Direct Speech as a Rhetorical Style in Chantyal

  • Author(s): Noonan, Michael
  • et al.

Published Web Location

https://doi.org/10.5070/H96023030Creative Commons Attribution-NonCommercial-NoDerivatives 4.0 International Public License
Abstract

In this paper, I will elaborate somewhat on Slobin's notion of 'thinking for speaking' by introducing the construct of 'rhetorical style', by which I mean a set of related constructions employed to achieve a particular discourse effect. Just as the presence of a particular grammatical category may impel speakers to organize their thinking to meet the demands of the linguistic encoding of that category on-line, so the use of a given rhetorical style may require similar adjustments in thinking for speaking.
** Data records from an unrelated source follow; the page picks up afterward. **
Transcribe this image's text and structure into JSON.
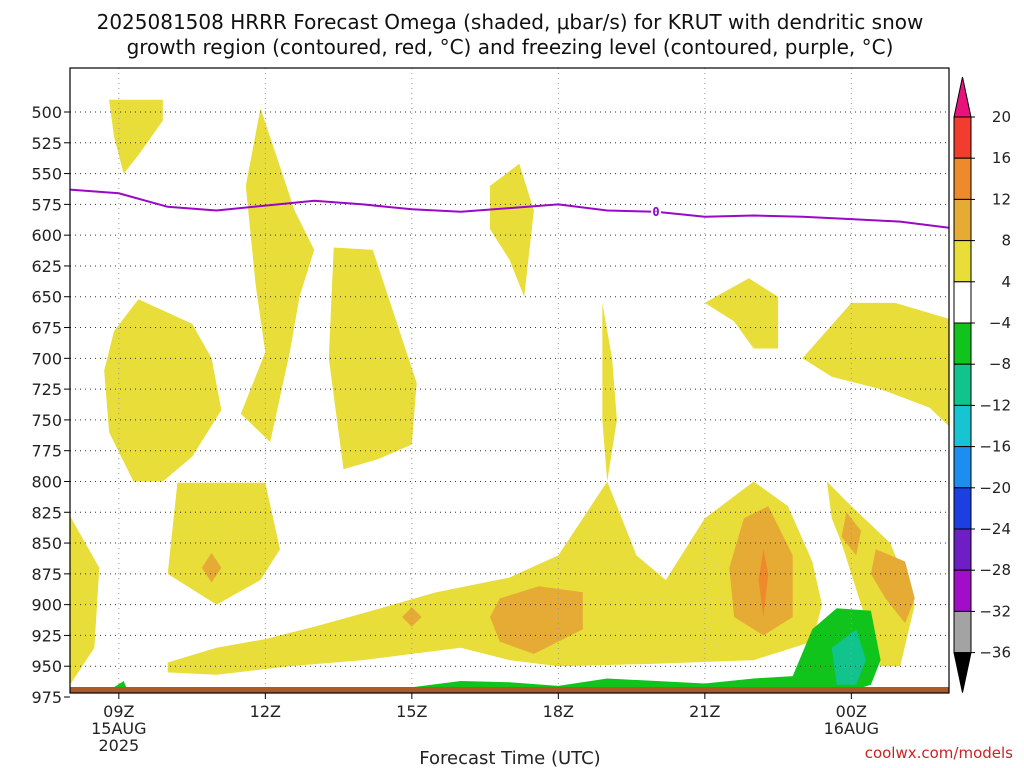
{
  "chart_data": {
    "type": "heatmap",
    "title_lines": [
      "2025081508 HRRR Forecast Omega (shaded, μbar/s) for KRUT with dendritic snow",
      "growth region (contoured, red, °C) and freezing level (contoured, purple, °C)"
    ],
    "xlabel": "Forecast Time (UTC)",
    "ylabel": "",
    "y_ticks": [
      500,
      525,
      550,
      575,
      600,
      625,
      650,
      675,
      700,
      725,
      750,
      775,
      800,
      825,
      850,
      875,
      900,
      925,
      950,
      975
    ],
    "y_axis": "pressure (hPa), inverted",
    "x_range_hours": [
      8,
      26
    ],
    "x_ticks": [
      {
        "hour": 9,
        "lines": [
          "09Z",
          "15AUG",
          "2025"
        ]
      },
      {
        "hour": 12,
        "lines": [
          "12Z"
        ]
      },
      {
        "hour": 15,
        "lines": [
          "15Z"
        ]
      },
      {
        "hour": 18,
        "lines": [
          "18Z"
        ]
      },
      {
        "hour": 21,
        "lines": [
          "21Z"
        ]
      },
      {
        "hour": 24,
        "lines": [
          "00Z",
          "16AUG"
        ]
      }
    ],
    "colorbar": {
      "labels": [
        "20",
        "16",
        "12",
        "8",
        "4",
        "−4",
        "−8",
        "−12",
        "−16",
        "−20",
        "−24",
        "−28",
        "−32",
        "−36"
      ],
      "bins": [
        {
          "range": [
            16,
            20
          ],
          "color": "#f23d2e"
        },
        {
          "range": [
            12,
            16
          ],
          "color": "#ee8a2c"
        },
        {
          "range": [
            8,
            12
          ],
          "color": "#e5ab35"
        },
        {
          "range": [
            4,
            8
          ],
          "color": "#e8dd39"
        },
        {
          "range": [
            -4,
            4
          ],
          "color": "#ffffff"
        },
        {
          "range": [
            -8,
            -4
          ],
          "color": "#10c41c"
        },
        {
          "range": [
            -12,
            -8
          ],
          "color": "#11c38c"
        },
        {
          "range": [
            -16,
            -12
          ],
          "color": "#16c4d2"
        },
        {
          "range": [
            -20,
            -16
          ],
          "color": "#1b8ef0"
        },
        {
          "range": [
            -24,
            -20
          ],
          "color": "#1c3fe2"
        },
        {
          "range": [
            -28,
            -24
          ],
          "color": "#6d1fc4"
        },
        {
          "range": [
            -32,
            -28
          ],
          "color": "#a20ec8"
        },
        {
          "range": [
            -36,
            -32
          ],
          "color": "#a3a3a3"
        }
      ],
      "top_extend_color": "#e8127a",
      "bottom_extend_color": "#000000"
    },
    "freezing_level": {
      "label": "0",
      "color": "#9a08c8",
      "points": [
        [
          8,
          563
        ],
        [
          9,
          566
        ],
        [
          10,
          577
        ],
        [
          11,
          580
        ],
        [
          12,
          576
        ],
        [
          13,
          572
        ],
        [
          14,
          575
        ],
        [
          15,
          579
        ],
        [
          16,
          581
        ],
        [
          17,
          578
        ],
        [
          18,
          575
        ],
        [
          19,
          580
        ],
        [
          20,
          581
        ],
        [
          21,
          585
        ],
        [
          22,
          584
        ],
        [
          23,
          585
        ],
        [
          24,
          587
        ],
        [
          25,
          589
        ],
        [
          26,
          594
        ]
      ]
    },
    "surface_color": "#a85a2a",
    "regions": [
      {
        "color": "#e8dd39",
        "points": [
          [
            8.8,
            490
          ],
          [
            9.9,
            490
          ],
          [
            9.9,
            507
          ],
          [
            9.4,
            535
          ],
          [
            9.1,
            550
          ],
          [
            8.9,
            520
          ]
        ]
      },
      {
        "color": "#e8dd39",
        "points": [
          [
            9.4,
            652
          ],
          [
            10.5,
            672
          ],
          [
            10.9,
            700
          ],
          [
            11.1,
            742
          ],
          [
            10.5,
            780
          ],
          [
            9.9,
            800
          ],
          [
            9.3,
            800
          ],
          [
            8.8,
            760
          ],
          [
            8.7,
            710
          ],
          [
            8.9,
            678
          ]
        ]
      },
      {
        "color": "#e8dd39",
        "points": [
          [
            11.9,
            497
          ],
          [
            12.6,
            580
          ],
          [
            13,
            612
          ],
          [
            12.7,
            650
          ],
          [
            12.5,
            695
          ],
          [
            12.1,
            768
          ],
          [
            11.5,
            745
          ],
          [
            12.0,
            695
          ],
          [
            11.8,
            640
          ],
          [
            11.6,
            560
          ]
        ]
      },
      {
        "color": "#e8dd39",
        "points": [
          [
            13.4,
            610
          ],
          [
            14.2,
            612
          ],
          [
            15.1,
            720
          ],
          [
            15.0,
            770
          ],
          [
            14.3,
            782
          ],
          [
            13.6,
            790
          ],
          [
            13.3,
            700
          ]
        ]
      },
      {
        "color": "#e8dd39",
        "points": [
          [
            17.2,
            542
          ],
          [
            17.5,
            580
          ],
          [
            17.3,
            650
          ],
          [
            17.0,
            620
          ],
          [
            16.6,
            595
          ],
          [
            16.6,
            560
          ]
        ]
      },
      {
        "color": "#e8dd39",
        "points": [
          [
            18.9,
            655
          ],
          [
            19.1,
            700
          ],
          [
            19.2,
            750
          ],
          [
            19.0,
            800
          ],
          [
            18.9,
            750
          ],
          [
            18.9,
            700
          ]
        ]
      },
      {
        "color": "#e8dd39",
        "points": [
          [
            21.0,
            655
          ],
          [
            21.9,
            635
          ],
          [
            22.5,
            650
          ],
          [
            22.5,
            692
          ],
          [
            22.0,
            692
          ],
          [
            21.6,
            670
          ]
        ]
      },
      {
        "color": "#e8dd39",
        "points": [
          [
            23.0,
            700
          ],
          [
            24.0,
            655
          ],
          [
            24.9,
            655
          ],
          [
            26.0,
            668
          ],
          [
            26.0,
            755
          ],
          [
            25.6,
            740
          ],
          [
            24.6,
            725
          ],
          [
            23.6,
            715
          ]
        ]
      },
      {
        "color": "#e8dd39",
        "points": [
          [
            10.2,
            801
          ],
          [
            12.0,
            801
          ],
          [
            12.3,
            855
          ],
          [
            11.9,
            880
          ],
          [
            11.0,
            900
          ],
          [
            10.0,
            875
          ]
        ]
      },
      {
        "color": "#e8dd39",
        "points": [
          [
            8.0,
            828
          ],
          [
            8.6,
            870
          ],
          [
            8.5,
            935
          ],
          [
            8.0,
            965
          ]
        ]
      },
      {
        "color": "#e8dd39",
        "points": [
          [
            10.0,
            947
          ],
          [
            11.0,
            935
          ],
          [
            12.0,
            928
          ],
          [
            13.0,
            918
          ],
          [
            14.0,
            907
          ],
          [
            15.5,
            890
          ],
          [
            17.0,
            878
          ],
          [
            18.0,
            860
          ],
          [
            19.0,
            800
          ],
          [
            19.6,
            860
          ],
          [
            20.2,
            880
          ],
          [
            21.0,
            830
          ],
          [
            22.0,
            800
          ],
          [
            22.7,
            820
          ],
          [
            23.2,
            865
          ],
          [
            23.4,
            900
          ],
          [
            23.2,
            930
          ],
          [
            22.0,
            945
          ],
          [
            20.0,
            948
          ],
          [
            18.0,
            950
          ],
          [
            17.0,
            945
          ],
          [
            16.0,
            935
          ],
          [
            15.0,
            940
          ],
          [
            14.0,
            945
          ],
          [
            12.5,
            950
          ],
          [
            11.0,
            957
          ],
          [
            10.0,
            955
          ]
        ]
      },
      {
        "color": "#e8dd39",
        "points": [
          [
            23.5,
            800
          ],
          [
            24.0,
            820
          ],
          [
            24.8,
            850
          ],
          [
            25.3,
            900
          ],
          [
            25.0,
            950
          ],
          [
            24.6,
            950
          ],
          [
            24.2,
            900
          ],
          [
            23.8,
            850
          ],
          [
            23.6,
            830
          ]
        ]
      },
      {
        "color": "#e5ab35",
        "points": [
          [
            16.8,
            895
          ],
          [
            17.6,
            885
          ],
          [
            18.5,
            890
          ],
          [
            18.5,
            920
          ],
          [
            17.5,
            940
          ],
          [
            16.8,
            930
          ],
          [
            16.6,
            910
          ]
        ]
      },
      {
        "color": "#e5ab35",
        "points": [
          [
            21.8,
            830
          ],
          [
            22.3,
            820
          ],
          [
            22.8,
            860
          ],
          [
            22.8,
            910
          ],
          [
            22.2,
            925
          ],
          [
            21.6,
            910
          ],
          [
            21.5,
            870
          ]
        ]
      },
      {
        "color": "#e5ab35",
        "points": [
          [
            24.5,
            855
          ],
          [
            25.1,
            865
          ],
          [
            25.3,
            895
          ],
          [
            25.1,
            915
          ],
          [
            24.7,
            895
          ],
          [
            24.4,
            875
          ]
        ]
      },
      {
        "color": "#e5ab35",
        "points": [
          [
            23.9,
            825
          ],
          [
            24.2,
            840
          ],
          [
            24.1,
            860
          ],
          [
            23.8,
            845
          ]
        ]
      },
      {
        "color": "#e5ab35",
        "points": [
          [
            10.9,
            858
          ],
          [
            11.1,
            870
          ],
          [
            10.9,
            882
          ],
          [
            10.7,
            870
          ]
        ]
      },
      {
        "color": "#e5ab35",
        "points": [
          [
            15.0,
            902
          ],
          [
            15.2,
            910
          ],
          [
            15.0,
            918
          ],
          [
            14.8,
            910
          ]
        ]
      },
      {
        "color": "#ee8a2c",
        "points": [
          [
            22.2,
            855
          ],
          [
            22.3,
            875
          ],
          [
            22.2,
            910
          ],
          [
            22.1,
            880
          ]
        ]
      },
      {
        "color": "#10c41c",
        "points": [
          [
            13.0,
            975
          ],
          [
            15.0,
            967
          ],
          [
            16.0,
            962
          ],
          [
            17.0,
            963
          ],
          [
            18.0,
            966
          ],
          [
            19.0,
            960
          ],
          [
            21.0,
            964
          ],
          [
            22.0,
            960
          ],
          [
            22.8,
            958
          ],
          [
            23.2,
            920
          ],
          [
            23.7,
            903
          ],
          [
            24.4,
            905
          ],
          [
            24.6,
            945
          ],
          [
            24.4,
            965
          ],
          [
            24.0,
            970
          ],
          [
            23.5,
            975
          ]
        ]
      },
      {
        "color": "#11c38c",
        "points": [
          [
            23.6,
            935
          ],
          [
            24.1,
            920
          ],
          [
            24.3,
            945
          ],
          [
            24.1,
            965
          ],
          [
            23.7,
            965
          ]
        ]
      },
      {
        "color": "#11c38c",
        "points": [
          [
            15.5,
            973
          ],
          [
            17.0,
            967
          ],
          [
            18.5,
            970
          ],
          [
            19.5,
            969
          ],
          [
            21.0,
            972
          ],
          [
            22.0,
            972
          ],
          [
            21.5,
            977
          ],
          [
            17.0,
            977
          ]
        ]
      },
      {
        "color": "#10c41c",
        "points": [
          [
            8.9,
            967
          ],
          [
            9.1,
            962
          ],
          [
            9.2,
            972
          ],
          [
            8.9,
            975
          ]
        ]
      }
    ]
  },
  "credit": "coolwx.com/models"
}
The goals of this paper are threefold. First I will present data, drawn primarily from narrative discourses, on the use of direct quotes in Chantyal, a Tibeto-Burman language of Nepal. In Chantyal, direct quotes are conveyed by a set of constructions which I will refer to collectively as 'quotatives': quotatives always include a form of the verb 'say' together with a complement of 'say' presented as a direct quote. Second, I will argue that quotatives are used in Chantyal to affect the 'direct speech style', a mode of exploiting quotatives to further narrative goals that in many other languages are achieved by means other than quotatives. And third, I will discuss the direct speech style as a 'rhetorical style', and go on to present an overview of rhetorical styles, their uses, their status as areal features, and their diachronic developments.